Sofer is quick to distance Knomee’s strategy from how some other gamified platforms approach engagement. Research from the CFA Institute in 2023 casts gamification as a double-edged sword that, like finfluencers, could encourage excessive trading and a fixation on short-term outcomes among retail investors. Perhaps the poster child for that is Robinhood, which in 2024 agreed to pay the Commonwealth of Massacusetts a fine of $7.5 million over a 2020 charge that it used game-like features to harm inexperienced investors, among other alleged shortfalls.
As Sofer tells it, Knomee uses gamification to help clients discover what’s truly important to them. By using AI, it synthesizes client data and provides advisors with actionable conversation starters tailored to each client. The AI also surfaces motivating language, values, goals and confidence trends, giving advisors a stronger grasp of their clients’ evolving needs.
“The outcome is you [as a client] know what is in your best interest, and your advisor knows what’s in your best interest,” she said.
Knomee claims to have driven significant success among early RIA users, with onboarding rates going up by as much as 4x. To encourage more adoption, it has announced a one-month free trial, giving advisors a limited number of client slots to experience select features of the platform.
The mind game of money
While the science around behavioral finance has been established for decades, Sofer says wealth managers have traditionally dismissed it as “fluffy” science, insisting that clients are more concerned about investment performance and beating benchmarks. But study after study over the past few years has confirmed the importance of psychology in the wealth management business.

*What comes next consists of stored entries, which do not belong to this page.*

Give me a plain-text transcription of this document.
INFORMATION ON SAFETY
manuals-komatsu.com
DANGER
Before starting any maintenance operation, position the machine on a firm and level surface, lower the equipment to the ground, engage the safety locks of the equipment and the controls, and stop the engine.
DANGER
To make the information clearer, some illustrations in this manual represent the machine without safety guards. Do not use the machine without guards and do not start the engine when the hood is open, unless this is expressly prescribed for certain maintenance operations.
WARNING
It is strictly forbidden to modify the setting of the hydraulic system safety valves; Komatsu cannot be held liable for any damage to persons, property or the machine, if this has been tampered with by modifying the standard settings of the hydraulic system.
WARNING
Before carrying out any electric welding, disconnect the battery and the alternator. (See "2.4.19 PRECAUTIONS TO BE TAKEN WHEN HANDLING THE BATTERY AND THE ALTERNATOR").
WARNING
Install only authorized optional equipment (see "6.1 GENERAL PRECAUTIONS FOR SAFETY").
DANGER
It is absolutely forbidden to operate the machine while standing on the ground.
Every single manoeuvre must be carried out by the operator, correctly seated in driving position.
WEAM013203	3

One research paper from Cerulli highlighted common behavioral pitfalls afflicting affluent investors – including availability bias, confirmation bias, and herding – which make them more prone to self-sabotaging decisions. And as succession planning comes into sharper focus at family offices and businesses, so does the need for advisors who can have honest conversations around values and purpose.
“Everyone can allocate. Not everyone can go deep and understand what it is that you want in your future and help you put that into a plan that makes sense for you,” Sofer says.